À la recherche de partenaires russes : les milliardaires sont les bienvenus

Crédits photo : Maria Afonina

Crédits photo : Maria Afonina

Du 28 au 30 novembre, au théâtre Ecole d’art dramatique de Moscou, s’est tenu le Salon annuel Art de vivre à la française.

Dans le bâtiment à l’architecture complexe, entre les méandres et les escaliers, 57 entreprises se sont réunies pour incarner l’excellence française dans le domaine de l’aménagement d’intérieur.

Selon l’organisatrice du festival et responsable du secteur habitat-parfumerie-cosmétiques d’Ubifrance, Kira Hosany, l’objectif du Salon était cette année de « mettre en place un espace de confort optimal pour la rencontre et la collaboration de professionnels français et russes ».

Certaines sociétés avaient déjà répondu présent les années passées : les vitrages Barthe Bordereau, la maison de ferronnerie d’art Arden Métal ou les tapis et tapisseries d’art Manufacture d’Aubusson Robert Four.

Thierry Prieur, patron d’Arden Métal, nous parle de ses contrats avec Moscou, obtenus à l’exposition de 2009 : une véranda de 100m2 dans une résidence en plein centre ville, près de la statue de Pierre Le Grand et une rampe d’escalier de style Louis XIV avec ornement en bronze doré 24 carats. En montrant les esquisses qu’il a lui-même dessinées, Prieur avoue s’être inspiré des travaux d’Edgar Brandt.

En France, Arden Métal a en charge la restauration de l’église Notre-Dame de Calais, fortement endommagée par les bombardements de la Seconde Guerre mondiale.

Les représentants de la Manufacture d’Aubusson, quant à eux, racontent avec une fierté affichée la commande par un milliardaire russe d’un tapis de 420m2. Preuve, s’il en est,  que les produits de luxe français suscitent un vif intérêt chez les Russes fortunés.

Les organisateurs ont, cette année, élargi le champ de l’exposition en intégrant au Salon la notion d’échange artistique, mettant en valeur le lien culturel et historique entre les deux pays.


Evgenia Miro, créatrice et styliste d’origine ukrainienne vivant et travaillant à Paris depuis 2007, a été particulièrement plébiscitée. Elle compte à son actif plus de 50 collections aussi bien personnelles que collectives, notamment avec des marques comme Hermès, Pierre Frey ou Emaux de Longwy. Son thème de prédilection : folklore et symbolisme. « Sur le carré Hermès « Zabavouchka » sont représentés 17 chevaux, symbole d’immortalité », explique Evgenia.  Le nom Zabavouchka n’est pas non plus anodin : c’est le nom du musée des jouets folkloriques à Moscou qui l’a inspiré pour la création de ce foulard.
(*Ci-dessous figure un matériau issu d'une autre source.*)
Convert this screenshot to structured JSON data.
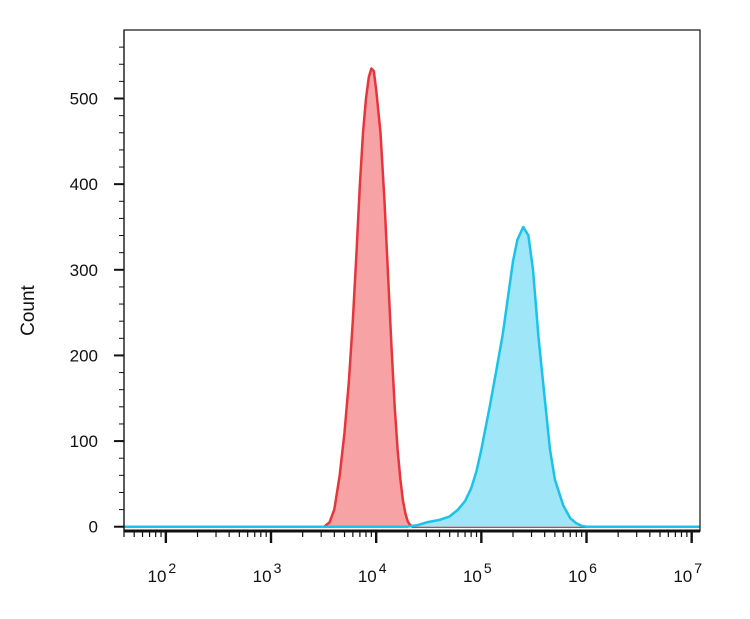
{
  "chart_data": {
    "type": "area",
    "title": "",
    "xlabel": "",
    "ylabel": "Count",
    "x_scale": "log",
    "xlim": [
      40,
      12000000
    ],
    "ylim": [
      -5,
      580
    ],
    "x_ticks": [
      {
        "value": 100,
        "base": "10",
        "exp": "2"
      },
      {
        "value": 1000,
        "base": "10",
        "exp": "3"
      },
      {
        "value": 10000,
        "base": "10",
        "exp": "4"
      },
      {
        "value": 100000,
        "base": "10",
        "exp": "5"
      },
      {
        "value": 1000000,
        "base": "10",
        "exp": "6"
      },
      {
        "value": 10000000,
        "base": "10",
        "exp": "7"
      }
    ],
    "y_ticks": [
      {
        "value": 0,
        "label": "0"
      },
      {
        "value": 100,
        "label": "100"
      },
      {
        "value": 200,
        "label": "200"
      },
      {
        "value": 300,
        "label": "300"
      },
      {
        "value": 400,
        "label": "400"
      },
      {
        "value": 500,
        "label": "500"
      }
    ],
    "grid": false,
    "series": [
      {
        "color": "#e8353a",
        "fill": "#f7a3a6",
        "points": [
          [
            40,
            0
          ],
          [
            3200,
            0
          ],
          [
            3600,
            5
          ],
          [
            4000,
            20
          ],
          [
            4500,
            60
          ],
          [
            5000,
            110
          ],
          [
            5500,
            170
          ],
          [
            6000,
            240
          ],
          [
            6500,
            320
          ],
          [
            7000,
            400
          ],
          [
            7500,
            460
          ],
          [
            8000,
            500
          ],
          [
            8500,
            525
          ],
          [
            9000,
            535
          ],
          [
            9500,
            532
          ],
          [
            10000,
            510
          ],
          [
            11000,
            460
          ],
          [
            12000,
            380
          ],
          [
            13000,
            290
          ],
          [
            14000,
            210
          ],
          [
            15000,
            140
          ],
          [
            16000,
            90
          ],
          [
            17000,
            55
          ],
          [
            18000,
            30
          ],
          [
            19000,
            15
          ],
          [
            20000,
            6
          ],
          [
            21000,
            2
          ],
          [
            22000,
            0
          ],
          [
            12000000,
            0
          ]
        ]
      },
      {
        "color": "#19c3ec",
        "fill": "#9ee6f8",
        "points": [
          [
            40,
            0
          ],
          [
            20000,
            0
          ],
          [
            25000,
            2
          ],
          [
            30000,
            5
          ],
          [
            40000,
            8
          ],
          [
            50000,
            12
          ],
          [
            60000,
            20
          ],
          [
            70000,
            30
          ],
          [
            80000,
            45
          ],
          [
            90000,
            65
          ],
          [
            100000,
            90
          ],
          [
            120000,
            140
          ],
          [
            140000,
            185
          ],
          [
            160000,
            225
          ],
          [
            180000,
            270
          ],
          [
            200000,
            310
          ],
          [
            220000,
            335
          ],
          [
            250000,
            350
          ],
          [
            280000,
            340
          ],
          [
            310000,
            300
          ],
          [
            350000,
            220
          ],
          [
            400000,
            150
          ],
          [
            450000,
            90
          ],
          [
            500000,
            55
          ],
          [
            600000,
            25
          ],
          [
            700000,
            10
          ],
          [
            800000,
            4
          ],
          [
            900000,
            1
          ],
          [
            1000000,
            0
          ],
          [
            12000000,
            0
          ]
        ]
      }
    ]
  }
}
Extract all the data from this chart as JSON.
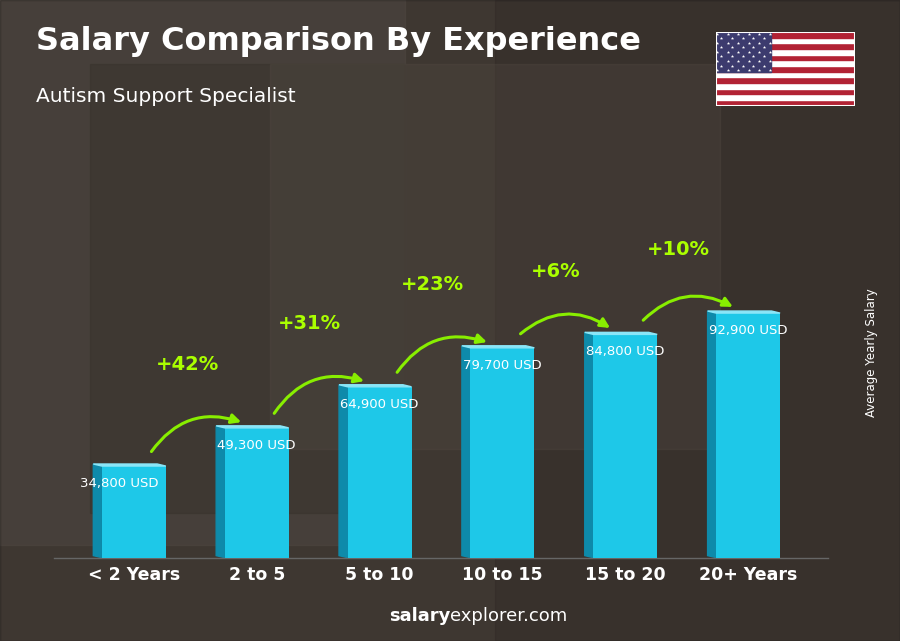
{
  "title": "Salary Comparison By Experience",
  "subtitle": "Autism Support Specialist",
  "categories": [
    "< 2 Years",
    "2 to 5",
    "5 to 10",
    "10 to 15",
    "15 to 20",
    "20+ Years"
  ],
  "values": [
    34800,
    49300,
    64900,
    79700,
    84800,
    92900
  ],
  "salary_labels": [
    "34,800 USD",
    "49,300 USD",
    "64,900 USD",
    "79,700 USD",
    "84,800 USD",
    "92,900 USD"
  ],
  "pct_changes": [
    "+42%",
    "+31%",
    "+23%",
    "+6%",
    "+10%"
  ],
  "bar_color_face": "#1ec8e8",
  "bar_color_left": "#0e8aaa",
  "bar_color_top": "#8ae6f8",
  "pct_color": "#aaff00",
  "salary_label_color": "#ffffff",
  "watermark_salary": "salary",
  "watermark_rest": "explorer.com",
  "ylabel_text": "Average Yearly Salary",
  "bar_width": 0.52,
  "bg_overlay_color": "#3a3a3a",
  "arrow_color": "#88ee00"
}
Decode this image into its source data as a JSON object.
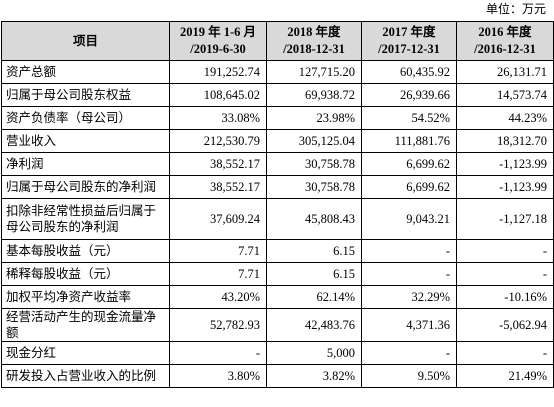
{
  "unit": "单位：万元",
  "table": {
    "header": [
      {
        "text": "项目"
      },
      {
        "line1": "2019 年 1-6 月",
        "line2": "/2019-6-30"
      },
      {
        "line1": "2018 年度",
        "line2": "/2018-12-31"
      },
      {
        "line1": "2017 年度",
        "line2": "/2017-12-31"
      },
      {
        "line1": "2016 年度",
        "line2": "/2016-12-31"
      }
    ],
    "rows": [
      [
        "资产总额",
        "191,252.74",
        "127,715.20",
        "60,435.92",
        "26,131.71"
      ],
      [
        "归属于母公司股东权益",
        "108,645.02",
        "69,938.72",
        "26,939.66",
        "14,573.74"
      ],
      [
        "资产负债率（母公司）",
        "33.08%",
        "23.98%",
        "54.52%",
        "44.23%"
      ],
      [
        "营业收入",
        "212,530.79",
        "305,125.04",
        "111,881.76",
        "18,312.70"
      ],
      [
        "净利润",
        "38,552.17",
        "30,758.78",
        "6,699.62",
        "-1,123.99"
      ],
      [
        "归属于母公司股东的净利润",
        "38,552.17",
        "30,758.78",
        "6,699.62",
        "-1,123.99"
      ],
      [
        "扣除非经常性损益后归属于母公司股东的净利润",
        "37,609.24",
        "45,808.43",
        "9,043.21",
        "-1,127.18"
      ],
      [
        "基本每股收益（元）",
        "7.71",
        "6.15",
        "-",
        "-"
      ],
      [
        "稀释每股收益（元）",
        "7.71",
        "6.15",
        "-",
        "-"
      ],
      [
        "加权平均净资产收益率",
        "43.20%",
        "62.14%",
        "32.29%",
        "-10.16%"
      ],
      [
        "经营活动产生的现金流量净额",
        "52,782.93",
        "42,483.76",
        "4,371.36",
        "-5,062.94"
      ],
      [
        "现金分红",
        "-",
        "5,000",
        "-",
        "-"
      ],
      [
        "研发投入占营业收入的比例",
        "3.80%",
        "3.82%",
        "9.50%",
        "21.49%"
      ]
    ]
  }
}
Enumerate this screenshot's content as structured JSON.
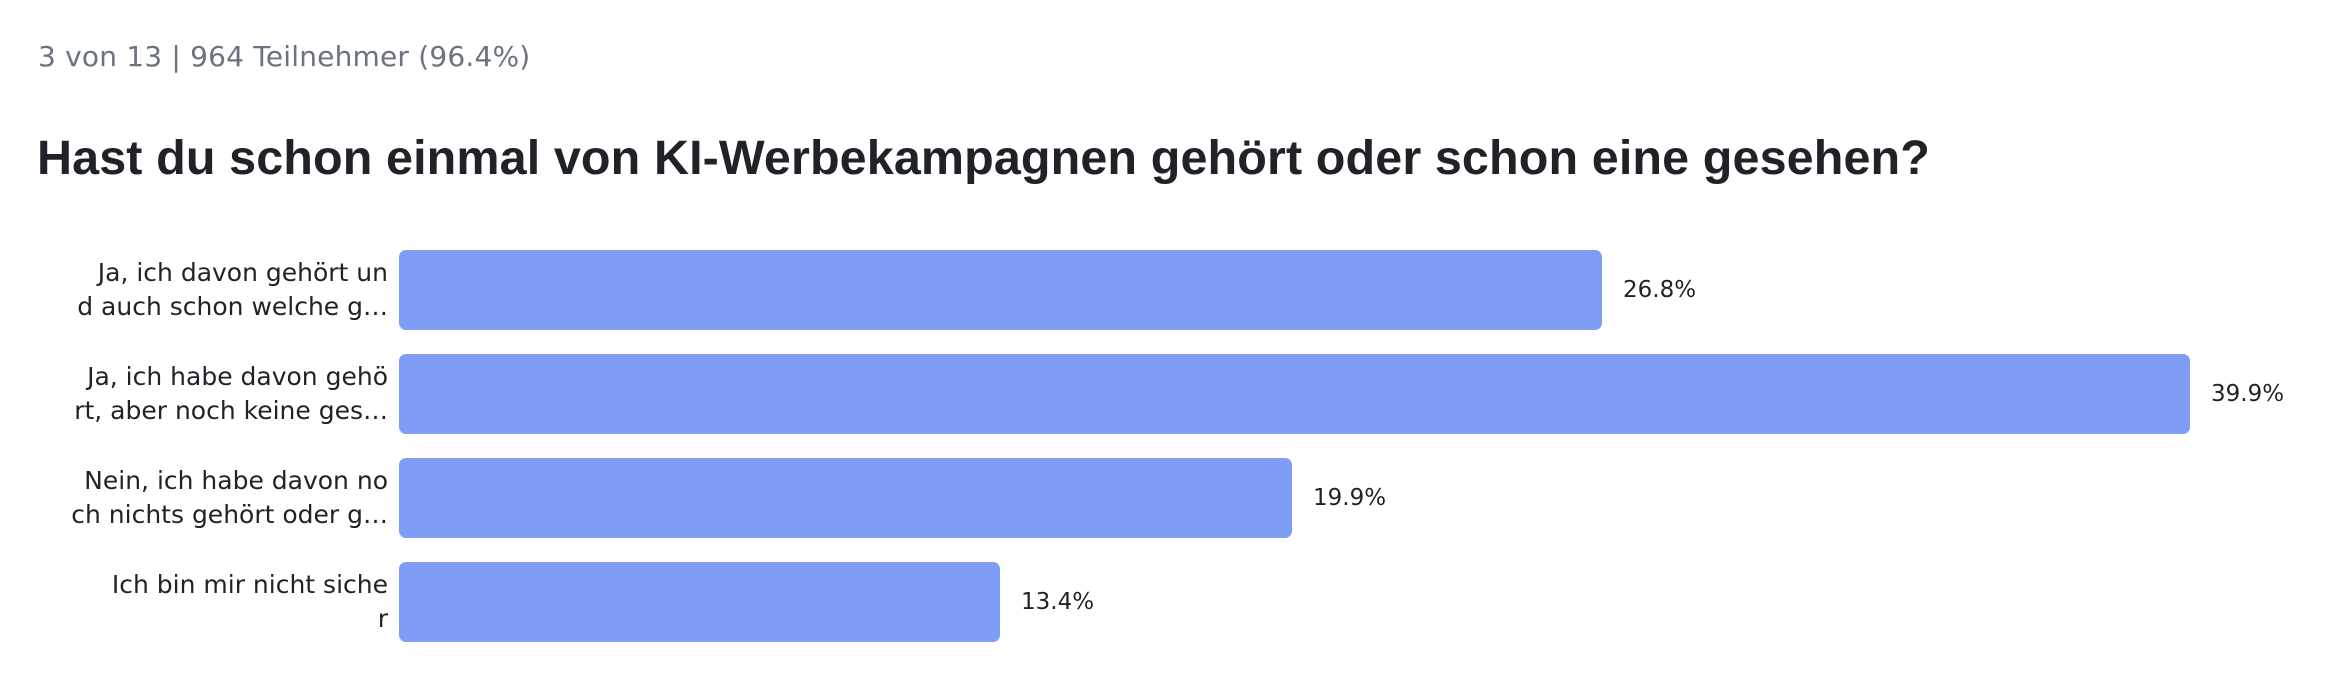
{
  "meta": "3 von 13 | 964 Teilnehmer (96.4%)",
  "question": "Hast du schon einmal von KI-Werbekampagnen gehört oder schon eine gesehen?",
  "colors": {
    "bar": "#7f9df7",
    "text": "#1f2328",
    "meta": "#6b7280"
  },
  "chart_data": {
    "type": "bar",
    "orientation": "horizontal",
    "categories": [
      [
        "Ja, ich davon gehört un",
        "d auch schon welche g…"
      ],
      [
        "Ja, ich habe davon gehö",
        "rt, aber noch keine ges…"
      ],
      [
        "Nein, ich habe davon no",
        "ch nichts gehört oder g…"
      ],
      [
        "Ich bin mir nicht siche",
        "r"
      ]
    ],
    "values": [
      26.8,
      39.9,
      19.9,
      13.4
    ],
    "value_labels": [
      "26.8%",
      "39.9%",
      "19.9%",
      "13.4%"
    ],
    "grid": false
  }
}
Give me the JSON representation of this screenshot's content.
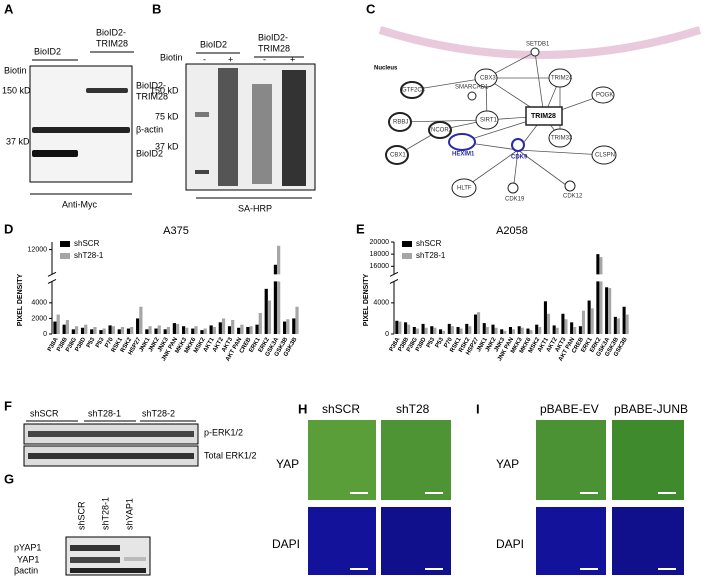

Les visiteurs ont pu apprécier d’autre part les réalisations de la maison Henryot et Compagnie ayant reproduit, d’après les archives, un guéridon et un fauteuil du cabinet érotique de l’impératrice Catherine II de Russie, ainsi qu’une exposition de mobilier Art déco présenté par la compagnie Transatlantique et des tableaux de Paris peints par des artistes russes.